SR-71 pilots coming to Kansas Cosmosphere
Admirers of the SR-71 Blackbird spyplane on display at the Kansas Cosmosphere in Hutchinson can meet some of the men who flew it.
Close to 20 former SR-71 pilots will be at the Cosmosphere this Friday and Saturday for a series of events, including interactive displays and a live symposium.
Air Force Col. Jim Shelton amassed about 911 flight hours in the world's fastest spyplane between 1968 and 1974. He said the photographs he took were invaluable to the intelligence community. In one mission over Egypt during the Yom Kippur War in 1963, the Blackbird helped in keeping the Israelis honest about their movements.
"The president contacted Golda Mair and told her that she was farther into Egypt than she had been telling people," Shelton said. "And of course, she wanted to know how, he said well, we have photographic proof of where the battle line is."
Shelton said he felt safe flying the SR-71, even over hostile territory.
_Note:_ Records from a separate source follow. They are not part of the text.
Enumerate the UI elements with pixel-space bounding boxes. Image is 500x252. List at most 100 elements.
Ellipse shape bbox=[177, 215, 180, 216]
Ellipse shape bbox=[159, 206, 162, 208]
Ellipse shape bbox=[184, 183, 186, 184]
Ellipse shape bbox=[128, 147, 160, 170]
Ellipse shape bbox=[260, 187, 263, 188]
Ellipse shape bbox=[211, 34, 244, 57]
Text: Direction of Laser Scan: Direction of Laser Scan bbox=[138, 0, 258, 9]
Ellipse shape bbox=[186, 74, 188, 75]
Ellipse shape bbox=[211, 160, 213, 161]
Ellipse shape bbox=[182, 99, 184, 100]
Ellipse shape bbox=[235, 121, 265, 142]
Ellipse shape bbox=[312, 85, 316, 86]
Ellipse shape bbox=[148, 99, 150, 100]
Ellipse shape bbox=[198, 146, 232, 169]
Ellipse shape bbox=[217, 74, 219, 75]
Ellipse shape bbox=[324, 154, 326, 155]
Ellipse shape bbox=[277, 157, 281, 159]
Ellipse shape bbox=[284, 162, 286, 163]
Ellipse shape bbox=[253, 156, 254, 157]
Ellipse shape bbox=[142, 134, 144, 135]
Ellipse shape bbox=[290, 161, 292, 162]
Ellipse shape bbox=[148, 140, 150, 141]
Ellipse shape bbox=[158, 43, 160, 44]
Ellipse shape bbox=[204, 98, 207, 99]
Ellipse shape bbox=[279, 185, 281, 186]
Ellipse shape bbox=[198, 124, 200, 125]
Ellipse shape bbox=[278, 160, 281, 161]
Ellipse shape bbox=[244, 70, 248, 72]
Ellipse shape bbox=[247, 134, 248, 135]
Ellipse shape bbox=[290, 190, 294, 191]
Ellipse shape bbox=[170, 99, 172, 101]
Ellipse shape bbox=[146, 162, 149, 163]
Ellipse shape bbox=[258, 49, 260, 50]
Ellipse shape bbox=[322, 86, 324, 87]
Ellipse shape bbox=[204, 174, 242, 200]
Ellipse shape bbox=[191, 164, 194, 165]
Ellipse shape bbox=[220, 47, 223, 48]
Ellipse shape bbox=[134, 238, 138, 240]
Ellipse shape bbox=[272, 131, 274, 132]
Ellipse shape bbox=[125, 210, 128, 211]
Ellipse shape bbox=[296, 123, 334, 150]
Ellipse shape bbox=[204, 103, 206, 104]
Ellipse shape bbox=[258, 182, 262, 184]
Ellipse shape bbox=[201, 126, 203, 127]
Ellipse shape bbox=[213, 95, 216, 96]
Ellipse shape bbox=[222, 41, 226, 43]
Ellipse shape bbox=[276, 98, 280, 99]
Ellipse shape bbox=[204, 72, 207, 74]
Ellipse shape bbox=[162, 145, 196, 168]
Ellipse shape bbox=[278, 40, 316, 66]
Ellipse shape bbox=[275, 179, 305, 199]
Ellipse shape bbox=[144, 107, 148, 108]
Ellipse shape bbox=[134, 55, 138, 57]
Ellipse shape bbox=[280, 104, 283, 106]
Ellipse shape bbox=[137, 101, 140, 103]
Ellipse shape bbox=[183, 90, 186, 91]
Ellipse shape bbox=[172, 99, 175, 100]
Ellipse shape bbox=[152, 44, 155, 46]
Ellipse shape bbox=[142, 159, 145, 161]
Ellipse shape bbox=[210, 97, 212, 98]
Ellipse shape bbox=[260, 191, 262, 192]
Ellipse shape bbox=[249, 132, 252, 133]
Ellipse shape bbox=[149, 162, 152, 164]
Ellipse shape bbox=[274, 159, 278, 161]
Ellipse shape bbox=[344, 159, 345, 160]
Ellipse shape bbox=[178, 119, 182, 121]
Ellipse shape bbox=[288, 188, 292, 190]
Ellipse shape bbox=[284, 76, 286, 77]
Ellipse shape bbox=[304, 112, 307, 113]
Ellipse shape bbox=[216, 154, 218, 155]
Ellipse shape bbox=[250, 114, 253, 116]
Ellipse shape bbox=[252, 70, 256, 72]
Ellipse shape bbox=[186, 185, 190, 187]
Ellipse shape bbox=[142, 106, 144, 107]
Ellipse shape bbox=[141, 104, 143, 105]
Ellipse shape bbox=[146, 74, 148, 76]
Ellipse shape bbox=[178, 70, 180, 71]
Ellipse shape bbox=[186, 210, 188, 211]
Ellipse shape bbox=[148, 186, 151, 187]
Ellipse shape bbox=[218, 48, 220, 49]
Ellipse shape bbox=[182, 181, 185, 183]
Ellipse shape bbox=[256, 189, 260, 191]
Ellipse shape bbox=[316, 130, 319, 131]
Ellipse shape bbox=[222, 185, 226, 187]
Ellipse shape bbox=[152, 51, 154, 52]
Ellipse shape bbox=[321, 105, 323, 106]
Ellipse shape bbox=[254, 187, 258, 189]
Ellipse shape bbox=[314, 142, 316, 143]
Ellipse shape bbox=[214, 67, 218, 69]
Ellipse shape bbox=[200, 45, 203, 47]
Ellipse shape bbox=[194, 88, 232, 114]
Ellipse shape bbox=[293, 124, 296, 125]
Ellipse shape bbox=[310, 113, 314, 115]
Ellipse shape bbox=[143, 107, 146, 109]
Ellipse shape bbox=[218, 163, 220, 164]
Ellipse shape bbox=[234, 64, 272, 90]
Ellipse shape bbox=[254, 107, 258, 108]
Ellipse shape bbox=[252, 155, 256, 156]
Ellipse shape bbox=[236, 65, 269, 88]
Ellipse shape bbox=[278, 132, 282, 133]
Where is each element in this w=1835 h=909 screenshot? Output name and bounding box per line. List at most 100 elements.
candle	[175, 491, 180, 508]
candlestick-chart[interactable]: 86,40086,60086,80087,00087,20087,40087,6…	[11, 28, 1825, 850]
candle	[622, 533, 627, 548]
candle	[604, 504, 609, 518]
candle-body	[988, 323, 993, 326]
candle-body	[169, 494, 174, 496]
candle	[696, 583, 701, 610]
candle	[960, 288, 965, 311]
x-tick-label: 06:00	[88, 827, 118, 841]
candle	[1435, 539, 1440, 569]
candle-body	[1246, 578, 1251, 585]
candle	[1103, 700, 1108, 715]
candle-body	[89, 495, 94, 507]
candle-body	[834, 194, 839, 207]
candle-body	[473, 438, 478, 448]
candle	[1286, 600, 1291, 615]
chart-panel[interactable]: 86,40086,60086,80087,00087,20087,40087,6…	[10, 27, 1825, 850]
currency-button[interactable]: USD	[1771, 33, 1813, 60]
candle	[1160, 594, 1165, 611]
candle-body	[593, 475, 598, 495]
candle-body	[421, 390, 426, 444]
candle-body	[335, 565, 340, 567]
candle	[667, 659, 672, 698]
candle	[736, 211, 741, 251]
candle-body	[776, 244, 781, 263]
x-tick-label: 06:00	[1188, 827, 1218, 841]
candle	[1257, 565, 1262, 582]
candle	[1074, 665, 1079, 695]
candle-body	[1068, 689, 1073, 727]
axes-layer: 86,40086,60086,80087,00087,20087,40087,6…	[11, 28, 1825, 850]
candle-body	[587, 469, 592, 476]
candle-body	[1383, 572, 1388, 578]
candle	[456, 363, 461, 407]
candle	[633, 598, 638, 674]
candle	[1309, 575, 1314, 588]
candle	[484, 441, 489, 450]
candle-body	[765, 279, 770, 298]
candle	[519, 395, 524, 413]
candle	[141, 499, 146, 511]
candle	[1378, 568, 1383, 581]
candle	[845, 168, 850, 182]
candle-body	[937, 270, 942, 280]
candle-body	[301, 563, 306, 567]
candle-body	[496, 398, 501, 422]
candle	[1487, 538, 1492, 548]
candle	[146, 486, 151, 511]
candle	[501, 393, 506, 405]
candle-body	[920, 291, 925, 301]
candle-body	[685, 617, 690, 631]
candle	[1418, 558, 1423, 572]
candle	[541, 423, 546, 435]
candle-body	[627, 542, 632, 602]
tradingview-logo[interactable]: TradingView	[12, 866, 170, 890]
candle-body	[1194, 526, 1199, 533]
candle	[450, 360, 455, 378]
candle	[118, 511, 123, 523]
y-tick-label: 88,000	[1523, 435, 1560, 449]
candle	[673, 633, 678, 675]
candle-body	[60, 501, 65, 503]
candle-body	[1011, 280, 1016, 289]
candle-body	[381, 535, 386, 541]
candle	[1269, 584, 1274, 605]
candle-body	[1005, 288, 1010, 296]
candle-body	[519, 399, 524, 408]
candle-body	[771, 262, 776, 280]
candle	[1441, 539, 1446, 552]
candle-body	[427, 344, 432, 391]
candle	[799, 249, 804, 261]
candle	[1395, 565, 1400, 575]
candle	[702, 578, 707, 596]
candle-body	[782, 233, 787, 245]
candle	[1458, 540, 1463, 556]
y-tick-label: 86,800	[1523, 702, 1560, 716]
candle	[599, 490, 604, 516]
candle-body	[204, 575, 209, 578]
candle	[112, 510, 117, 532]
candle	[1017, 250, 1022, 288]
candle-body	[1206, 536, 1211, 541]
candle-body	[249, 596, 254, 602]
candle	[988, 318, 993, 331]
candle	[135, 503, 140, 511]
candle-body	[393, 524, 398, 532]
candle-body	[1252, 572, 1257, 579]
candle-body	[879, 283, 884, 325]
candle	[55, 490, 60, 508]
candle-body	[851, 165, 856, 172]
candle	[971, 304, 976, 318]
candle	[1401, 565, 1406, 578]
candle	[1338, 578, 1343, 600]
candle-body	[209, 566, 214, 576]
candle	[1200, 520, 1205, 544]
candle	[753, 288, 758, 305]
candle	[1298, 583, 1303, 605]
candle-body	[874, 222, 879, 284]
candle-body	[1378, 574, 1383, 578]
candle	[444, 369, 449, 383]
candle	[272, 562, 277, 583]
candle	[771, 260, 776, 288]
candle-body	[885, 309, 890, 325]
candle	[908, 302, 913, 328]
The plane's altitude of 82,000 feet and top speed of more than 35 miles per second made it nearly impossible to shoot down.
"After a while, the North Vietnamese quit firing because it was a waste of their missiles," Shelton said.
Blackbirds flew missions for more than four decades, beginning in 1964. None was ever shot down.
On Friday from 9 a.m. to 12:30 p.m. pilots and crew will interact with more than 300 children from Allen STEM Magnet School and Farris Elementary School in Hutchinson.
The event is underwritten, in part, by the Kansas Air National Guard.